Exacerbation in asthma is associated with decreased expression of specific host defence peptides (HDPs) in the lungs. We examined the effects of a synthetic derivative of HDP, innate defence regulator (IDR) peptide IDR-1002, in house dust mite (HDM)-challenged murine model of asthma, in interleukin (IL)-33-challenged mice and in human primary bronchial epithelial cells (PBECs).Methods
IDR-1002 (6 mg/kg per mouse) was administered (subcutaneously) in HDM-challenged and/or IL-33-challenged BALB/c mice.

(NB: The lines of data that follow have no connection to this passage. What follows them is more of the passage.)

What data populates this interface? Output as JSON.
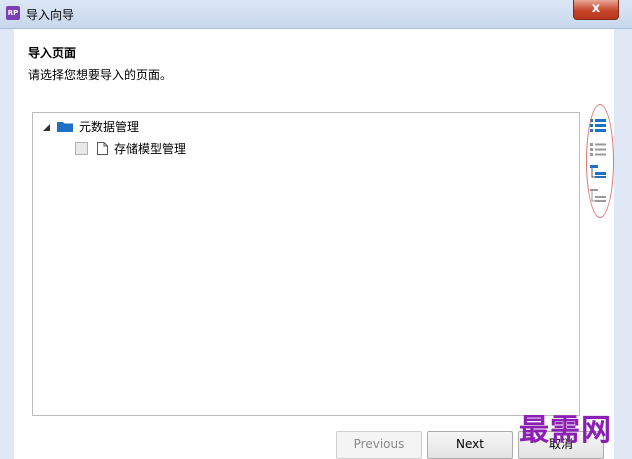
{
  "window": {
    "title": "导入向导",
    "logo_text": "RP",
    "close_glyph": "x"
  },
  "page": {
    "heading": "导入页面",
    "subheading": "请选择您想要导入的页面。"
  },
  "tree": {
    "root": {
      "label": "元数据管理",
      "expanded": true,
      "icon": "folder-icon"
    },
    "children": [
      {
        "label": "存储模型管理",
        "checked": false,
        "icon": "page-icon"
      }
    ]
  },
  "toolbar": {
    "icons": [
      "check-all-icon",
      "uncheck-all-icon",
      "check-children-icon",
      "uncheck-children-icon"
    ]
  },
  "buttons": {
    "previous": "Previous",
    "next": "Next",
    "cancel": "取消"
  },
  "watermark": "最需网",
  "colors": {
    "accent": "#1f6fc2",
    "annotation": "#e0746e",
    "watermark": "#8b1fb3"
  }
}
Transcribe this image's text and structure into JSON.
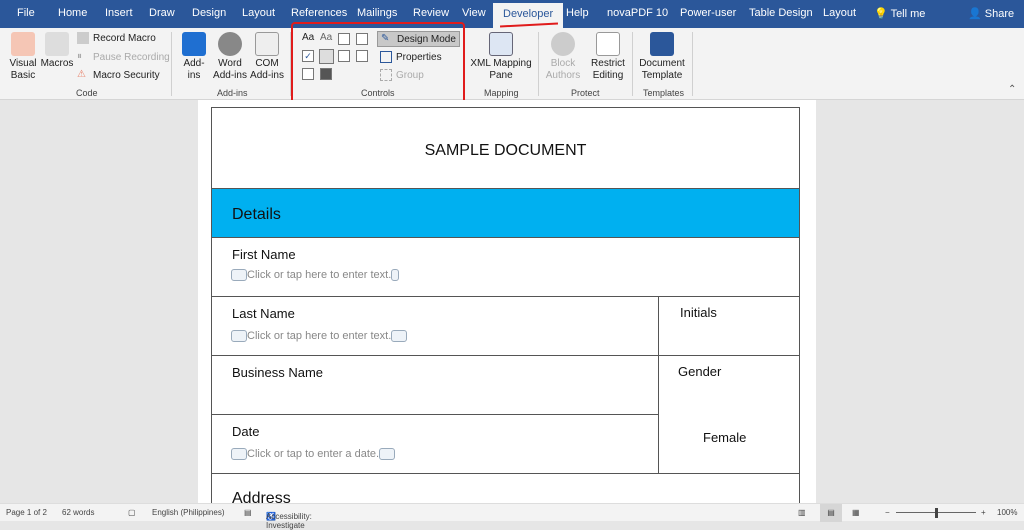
{
  "tabs": [
    "File",
    "Home",
    "Insert",
    "Draw",
    "Design",
    "Layout",
    "References",
    "Mailings",
    "Review",
    "View",
    "Developer",
    "Help",
    "novaPDF 10",
    "Power-user",
    "Table Design",
    "Layout"
  ],
  "active_tab": "Developer",
  "tell_me": "Tell me",
  "share": "Share",
  "ribbon": {
    "code": {
      "label": "Code",
      "visual_basic": "Visual Basic",
      "macros": "Macros",
      "record_macro": "Record Macro",
      "pause_recording": "Pause Recording",
      "macro_security": "Macro Security"
    },
    "addins": {
      "label": "Add-ins",
      "addins": "Add-ins",
      "word_addins": "Word Add-ins",
      "com_addins": "COM Add-ins"
    },
    "controls": {
      "label": "Controls",
      "design_mode": "Design Mode",
      "properties": "Properties",
      "group": "Group"
    },
    "mapping": {
      "label": "Mapping",
      "xml_mapping_pane": "XML Mapping Pane"
    },
    "protect": {
      "label": "Protect",
      "block_authors": "Block Authors",
      "restrict_editing": "Restrict Editing"
    },
    "templates": {
      "label": "Templates",
      "document_template": "Document Template"
    }
  },
  "document": {
    "title": "SAMPLE DOCUMENT",
    "section": "Details",
    "first_name": "First Name",
    "last_name": "Last Name",
    "initials": "Initials",
    "business_name": "Business Name",
    "gender": "Gender",
    "gender_value": "Female",
    "date": "Date",
    "address": "Address",
    "placeholder_text": "Click or tap here to enter text.",
    "placeholder_date": "Click or tap to enter a date."
  },
  "status": {
    "page": "Page 1 of 2",
    "words": "62 words",
    "language": "English (Philippines)",
    "accessibility": "Accessibility: Investigate",
    "zoom": "100%",
    "zoom_level": 100
  },
  "colors": {
    "tabbar": "#2b579a",
    "section_header": "#00b0f0",
    "highlight": "#e01b1b"
  }
}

Lung function analysis was performed with increasing dose of methacholine by flexiVent small animal ventilator, cell differentials in bronchoalveolar lavage performed by modified Wright-Giemsa staining, and cytokines monitored by MesoScale Discovery assay and ELISA. PBECs stimulated with tumour necrosis factor alpha (TNF-α) and interferon gamma (IFN-γ), with or without IDR-1002, were analysed by western blots.Results
IDR-1002 blunted HDM challenge-induced airway hyper-responsiveness (AHR), and lung leucocyte accumulation including that of eosinophils and neutrophils, in HDM-challenged mice. Concomitantly, IDR-1002 suppressed HDM-induced IL-33 in the lungs. IFN-γ/TNF-α-induced IL-33 production was abrogated by IDR-1002 in PBECs. Administration of IL-33 in HDM-challenged mice, or challenge with IL-33 alone, mitigated the ability of IDR-1002 to control leucocyte accumulation in the lungs, suggesting that the suppression of IL-33 is essential for the anti-inflammatory activity of IDR-1002. In contrast, the peptide significantly reduced either HDM, IL-33 or HDM+IL-33 co-challenge-induced AHR in vivo.Conclusion
This study demonstrates that an immunomodulatory IDR peptide controls the pathophysiology of asthma in a murine model. As IL-33 is implicated in steroid-refractory severe asthma, our findings on the effects of IDR-1002 may contribute to the development of novel therapies for steroid-refractory severe asthma.